I took today off to think about things. Here are some random bullet points.
- London is cold and gray and rainy. Perfect for thinking. Shit for living.
- The act of leaving the house and not knowing where you'll go today is a wonderful experience that I cannot do without.
- Not letting any conscious decision guide my activities today, I assumed I'd be spending time playing games, cleaning up the house or writing my startup pitch. Instead, I found myself in central London, wandering around.
- My current apartment is not home. I will not feel at home in London until I move.
- Perhaps I should try to get seriously wasted on alcohol and see if I can achieve a meditative state.
- Fast-food chains in a big city provide a beautiful loud anonymity that truly gets me at ease, and in a different mental state from when I'm at home.
- I want more random encounters in my life.
- A part of me wants to get mugged just to see how I'd react.
- For the past months I thought my memory has been getting worse. On a day without stress, it's better again. Stress is preventing me from accessing my memories.

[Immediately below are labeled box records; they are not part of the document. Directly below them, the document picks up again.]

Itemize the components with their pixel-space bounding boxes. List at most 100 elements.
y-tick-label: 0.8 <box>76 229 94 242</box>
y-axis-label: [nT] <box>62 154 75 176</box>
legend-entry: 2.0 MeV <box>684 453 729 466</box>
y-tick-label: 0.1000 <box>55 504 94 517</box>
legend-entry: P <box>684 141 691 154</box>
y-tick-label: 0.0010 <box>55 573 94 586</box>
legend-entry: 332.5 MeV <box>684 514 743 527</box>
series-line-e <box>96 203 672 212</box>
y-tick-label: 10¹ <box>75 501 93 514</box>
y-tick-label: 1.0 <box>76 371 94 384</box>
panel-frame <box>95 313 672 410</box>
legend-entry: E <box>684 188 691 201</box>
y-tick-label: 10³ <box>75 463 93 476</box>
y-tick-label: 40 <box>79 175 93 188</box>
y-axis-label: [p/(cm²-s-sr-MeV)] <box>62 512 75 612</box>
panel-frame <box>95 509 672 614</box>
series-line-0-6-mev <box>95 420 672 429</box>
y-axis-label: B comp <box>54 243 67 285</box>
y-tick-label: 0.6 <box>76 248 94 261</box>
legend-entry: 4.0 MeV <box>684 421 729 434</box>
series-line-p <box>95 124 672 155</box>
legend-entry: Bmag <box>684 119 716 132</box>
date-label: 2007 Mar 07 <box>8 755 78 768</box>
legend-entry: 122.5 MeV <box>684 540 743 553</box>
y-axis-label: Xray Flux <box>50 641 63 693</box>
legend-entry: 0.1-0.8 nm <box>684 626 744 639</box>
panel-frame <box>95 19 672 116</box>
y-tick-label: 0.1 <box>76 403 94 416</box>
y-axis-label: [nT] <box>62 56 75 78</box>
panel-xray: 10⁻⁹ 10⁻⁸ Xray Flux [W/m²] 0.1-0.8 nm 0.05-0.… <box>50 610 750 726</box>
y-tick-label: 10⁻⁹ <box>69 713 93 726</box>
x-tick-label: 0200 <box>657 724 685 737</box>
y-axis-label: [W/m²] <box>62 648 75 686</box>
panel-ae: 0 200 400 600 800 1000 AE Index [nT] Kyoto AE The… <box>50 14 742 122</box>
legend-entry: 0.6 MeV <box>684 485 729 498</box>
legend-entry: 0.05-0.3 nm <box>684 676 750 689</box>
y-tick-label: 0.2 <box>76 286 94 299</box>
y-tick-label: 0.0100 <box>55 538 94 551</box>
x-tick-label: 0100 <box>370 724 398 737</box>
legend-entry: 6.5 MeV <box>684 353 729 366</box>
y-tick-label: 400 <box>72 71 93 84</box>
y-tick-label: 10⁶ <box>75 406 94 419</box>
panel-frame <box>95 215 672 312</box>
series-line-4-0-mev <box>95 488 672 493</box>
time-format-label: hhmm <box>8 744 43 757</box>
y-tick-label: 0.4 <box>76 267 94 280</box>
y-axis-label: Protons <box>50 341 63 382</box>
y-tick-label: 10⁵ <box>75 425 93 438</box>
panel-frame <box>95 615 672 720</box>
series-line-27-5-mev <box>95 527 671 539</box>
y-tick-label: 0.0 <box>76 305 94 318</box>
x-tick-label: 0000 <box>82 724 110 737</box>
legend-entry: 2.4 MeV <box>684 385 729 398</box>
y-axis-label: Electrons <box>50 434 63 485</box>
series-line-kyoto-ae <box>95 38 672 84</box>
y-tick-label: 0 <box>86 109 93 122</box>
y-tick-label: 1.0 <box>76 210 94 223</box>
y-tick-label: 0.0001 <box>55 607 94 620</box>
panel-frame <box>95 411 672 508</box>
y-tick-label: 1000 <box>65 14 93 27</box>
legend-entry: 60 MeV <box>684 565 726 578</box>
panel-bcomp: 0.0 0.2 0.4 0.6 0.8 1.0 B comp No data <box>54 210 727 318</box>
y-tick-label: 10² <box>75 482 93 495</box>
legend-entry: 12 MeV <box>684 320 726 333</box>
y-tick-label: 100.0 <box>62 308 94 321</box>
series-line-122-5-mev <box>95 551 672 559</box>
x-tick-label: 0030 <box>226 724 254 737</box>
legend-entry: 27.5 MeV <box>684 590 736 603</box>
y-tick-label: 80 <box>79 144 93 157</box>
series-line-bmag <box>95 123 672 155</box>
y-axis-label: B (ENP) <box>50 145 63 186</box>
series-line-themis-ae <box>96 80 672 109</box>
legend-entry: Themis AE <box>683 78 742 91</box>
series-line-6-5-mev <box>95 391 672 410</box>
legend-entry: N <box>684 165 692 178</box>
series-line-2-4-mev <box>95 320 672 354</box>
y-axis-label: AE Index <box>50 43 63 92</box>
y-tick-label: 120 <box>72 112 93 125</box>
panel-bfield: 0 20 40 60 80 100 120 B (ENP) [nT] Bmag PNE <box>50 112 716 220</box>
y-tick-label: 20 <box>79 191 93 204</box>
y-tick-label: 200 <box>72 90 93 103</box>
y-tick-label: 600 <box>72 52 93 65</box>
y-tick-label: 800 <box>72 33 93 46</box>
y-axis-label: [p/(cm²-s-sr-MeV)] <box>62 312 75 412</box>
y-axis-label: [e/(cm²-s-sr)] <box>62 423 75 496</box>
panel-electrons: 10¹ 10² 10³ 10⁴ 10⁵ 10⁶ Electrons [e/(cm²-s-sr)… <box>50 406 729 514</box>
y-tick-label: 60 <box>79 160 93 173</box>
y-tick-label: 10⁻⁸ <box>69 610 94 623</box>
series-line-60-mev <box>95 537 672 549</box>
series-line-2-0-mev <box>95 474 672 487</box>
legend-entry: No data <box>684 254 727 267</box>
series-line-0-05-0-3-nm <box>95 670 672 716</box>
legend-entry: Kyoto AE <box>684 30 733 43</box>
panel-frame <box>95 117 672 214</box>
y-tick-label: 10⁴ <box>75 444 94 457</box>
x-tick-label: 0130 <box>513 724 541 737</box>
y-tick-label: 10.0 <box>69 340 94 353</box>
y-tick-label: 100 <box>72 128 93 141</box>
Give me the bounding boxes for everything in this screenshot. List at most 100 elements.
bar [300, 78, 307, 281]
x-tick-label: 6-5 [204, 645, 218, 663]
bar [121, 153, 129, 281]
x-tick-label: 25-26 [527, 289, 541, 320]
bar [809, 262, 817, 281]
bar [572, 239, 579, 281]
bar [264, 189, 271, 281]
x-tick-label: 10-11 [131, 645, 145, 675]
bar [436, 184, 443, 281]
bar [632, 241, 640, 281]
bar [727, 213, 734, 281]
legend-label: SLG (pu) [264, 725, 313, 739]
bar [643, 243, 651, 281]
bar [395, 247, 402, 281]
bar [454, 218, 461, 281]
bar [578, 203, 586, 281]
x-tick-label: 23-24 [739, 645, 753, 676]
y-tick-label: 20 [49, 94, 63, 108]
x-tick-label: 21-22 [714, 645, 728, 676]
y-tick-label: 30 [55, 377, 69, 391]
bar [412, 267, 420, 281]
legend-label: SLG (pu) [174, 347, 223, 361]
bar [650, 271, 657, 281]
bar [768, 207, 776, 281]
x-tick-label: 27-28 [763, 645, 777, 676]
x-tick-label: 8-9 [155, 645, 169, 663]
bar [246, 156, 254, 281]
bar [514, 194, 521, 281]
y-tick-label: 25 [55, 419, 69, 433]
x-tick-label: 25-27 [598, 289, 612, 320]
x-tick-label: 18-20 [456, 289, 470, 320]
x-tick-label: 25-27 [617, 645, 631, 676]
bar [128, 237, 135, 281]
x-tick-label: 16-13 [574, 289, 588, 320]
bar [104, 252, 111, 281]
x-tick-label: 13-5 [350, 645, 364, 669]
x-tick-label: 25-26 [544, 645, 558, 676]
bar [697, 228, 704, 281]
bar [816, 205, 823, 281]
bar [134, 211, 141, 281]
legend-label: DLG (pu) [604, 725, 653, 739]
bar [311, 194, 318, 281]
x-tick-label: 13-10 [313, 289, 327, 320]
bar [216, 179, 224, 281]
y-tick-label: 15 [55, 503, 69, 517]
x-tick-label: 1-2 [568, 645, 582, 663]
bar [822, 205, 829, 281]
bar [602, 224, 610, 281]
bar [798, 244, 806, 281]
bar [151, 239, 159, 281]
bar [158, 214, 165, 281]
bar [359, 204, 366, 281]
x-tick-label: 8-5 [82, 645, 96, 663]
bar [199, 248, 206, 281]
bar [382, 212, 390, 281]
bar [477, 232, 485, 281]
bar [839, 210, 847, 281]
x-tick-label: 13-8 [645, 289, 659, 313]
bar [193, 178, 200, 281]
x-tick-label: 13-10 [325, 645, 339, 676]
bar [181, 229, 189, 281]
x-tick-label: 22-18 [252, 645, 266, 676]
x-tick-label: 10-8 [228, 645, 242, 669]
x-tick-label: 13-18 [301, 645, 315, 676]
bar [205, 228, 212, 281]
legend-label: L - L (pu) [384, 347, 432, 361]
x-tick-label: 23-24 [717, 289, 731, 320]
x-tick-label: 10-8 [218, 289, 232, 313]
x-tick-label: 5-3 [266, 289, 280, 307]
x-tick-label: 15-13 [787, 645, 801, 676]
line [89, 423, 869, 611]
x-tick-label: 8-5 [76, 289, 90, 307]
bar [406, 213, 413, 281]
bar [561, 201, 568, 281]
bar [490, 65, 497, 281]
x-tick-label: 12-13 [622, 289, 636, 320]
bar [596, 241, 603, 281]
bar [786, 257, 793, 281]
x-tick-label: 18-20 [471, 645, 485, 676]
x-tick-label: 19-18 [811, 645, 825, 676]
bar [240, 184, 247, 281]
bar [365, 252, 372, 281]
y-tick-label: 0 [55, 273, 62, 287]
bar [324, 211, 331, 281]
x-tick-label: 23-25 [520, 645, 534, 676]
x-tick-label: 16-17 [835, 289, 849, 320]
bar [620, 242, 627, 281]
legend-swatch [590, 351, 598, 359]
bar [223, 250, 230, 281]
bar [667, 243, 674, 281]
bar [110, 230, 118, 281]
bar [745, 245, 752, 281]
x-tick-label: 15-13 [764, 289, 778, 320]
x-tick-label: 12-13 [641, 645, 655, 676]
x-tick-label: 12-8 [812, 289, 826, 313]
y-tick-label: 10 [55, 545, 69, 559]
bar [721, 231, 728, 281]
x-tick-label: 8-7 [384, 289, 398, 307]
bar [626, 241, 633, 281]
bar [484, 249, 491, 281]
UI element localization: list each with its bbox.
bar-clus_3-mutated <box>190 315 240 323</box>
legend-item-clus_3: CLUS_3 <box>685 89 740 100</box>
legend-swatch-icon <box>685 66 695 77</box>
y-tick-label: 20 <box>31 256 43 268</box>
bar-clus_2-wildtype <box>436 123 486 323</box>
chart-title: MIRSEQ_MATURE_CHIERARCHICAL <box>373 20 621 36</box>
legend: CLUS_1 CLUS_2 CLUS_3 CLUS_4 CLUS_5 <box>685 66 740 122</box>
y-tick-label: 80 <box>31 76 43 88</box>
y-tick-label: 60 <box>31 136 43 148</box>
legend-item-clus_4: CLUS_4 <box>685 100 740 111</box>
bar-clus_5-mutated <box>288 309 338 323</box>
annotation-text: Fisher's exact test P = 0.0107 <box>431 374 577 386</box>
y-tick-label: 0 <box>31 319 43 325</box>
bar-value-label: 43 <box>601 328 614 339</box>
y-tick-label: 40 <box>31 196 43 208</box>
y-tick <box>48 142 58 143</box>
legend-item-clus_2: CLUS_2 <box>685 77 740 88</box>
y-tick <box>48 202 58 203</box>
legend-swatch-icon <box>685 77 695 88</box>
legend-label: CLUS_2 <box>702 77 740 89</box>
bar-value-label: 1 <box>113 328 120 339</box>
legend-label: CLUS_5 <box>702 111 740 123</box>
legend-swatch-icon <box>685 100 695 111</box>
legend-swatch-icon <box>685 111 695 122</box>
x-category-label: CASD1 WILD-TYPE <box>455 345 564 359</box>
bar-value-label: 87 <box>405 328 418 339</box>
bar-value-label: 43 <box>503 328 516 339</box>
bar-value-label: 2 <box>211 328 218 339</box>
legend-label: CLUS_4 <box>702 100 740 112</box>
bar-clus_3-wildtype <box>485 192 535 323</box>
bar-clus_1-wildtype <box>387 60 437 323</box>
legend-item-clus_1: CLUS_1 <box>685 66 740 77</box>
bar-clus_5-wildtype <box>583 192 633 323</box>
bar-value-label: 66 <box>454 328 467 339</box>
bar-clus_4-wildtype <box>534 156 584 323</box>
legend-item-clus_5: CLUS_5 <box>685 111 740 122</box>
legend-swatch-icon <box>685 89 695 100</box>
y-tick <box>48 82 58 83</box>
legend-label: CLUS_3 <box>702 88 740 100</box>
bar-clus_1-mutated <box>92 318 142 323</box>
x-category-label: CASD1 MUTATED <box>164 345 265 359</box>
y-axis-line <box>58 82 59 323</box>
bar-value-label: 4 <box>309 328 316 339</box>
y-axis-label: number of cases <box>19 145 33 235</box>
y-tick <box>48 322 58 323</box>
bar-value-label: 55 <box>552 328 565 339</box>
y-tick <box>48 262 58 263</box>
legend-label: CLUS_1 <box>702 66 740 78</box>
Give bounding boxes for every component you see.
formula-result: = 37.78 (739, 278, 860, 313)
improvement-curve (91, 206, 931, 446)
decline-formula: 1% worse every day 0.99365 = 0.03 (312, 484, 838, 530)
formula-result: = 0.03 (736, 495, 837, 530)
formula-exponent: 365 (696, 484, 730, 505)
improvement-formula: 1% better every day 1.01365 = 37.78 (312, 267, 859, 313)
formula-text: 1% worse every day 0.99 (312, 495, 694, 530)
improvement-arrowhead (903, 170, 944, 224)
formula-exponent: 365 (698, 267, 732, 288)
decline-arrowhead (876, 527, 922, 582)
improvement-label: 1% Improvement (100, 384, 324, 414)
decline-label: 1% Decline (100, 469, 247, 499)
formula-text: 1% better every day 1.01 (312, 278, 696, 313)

- It's not just the memories that stress affects, it's the personality as well. I am literally a different person under stress, lacking the available brainpower to be able to watch myself from the third person while I go about life. Without observation there can be no analysis, no solution and no improvement. Stress is stagnation.
- If I had shitloads of money, I would: slack off for months, go cycling in various countries, move back to Japan, and eventually end up being a programmer again.
- Approaching 30. Everyone I know is getting married, settling down and having children. I am the only one left out.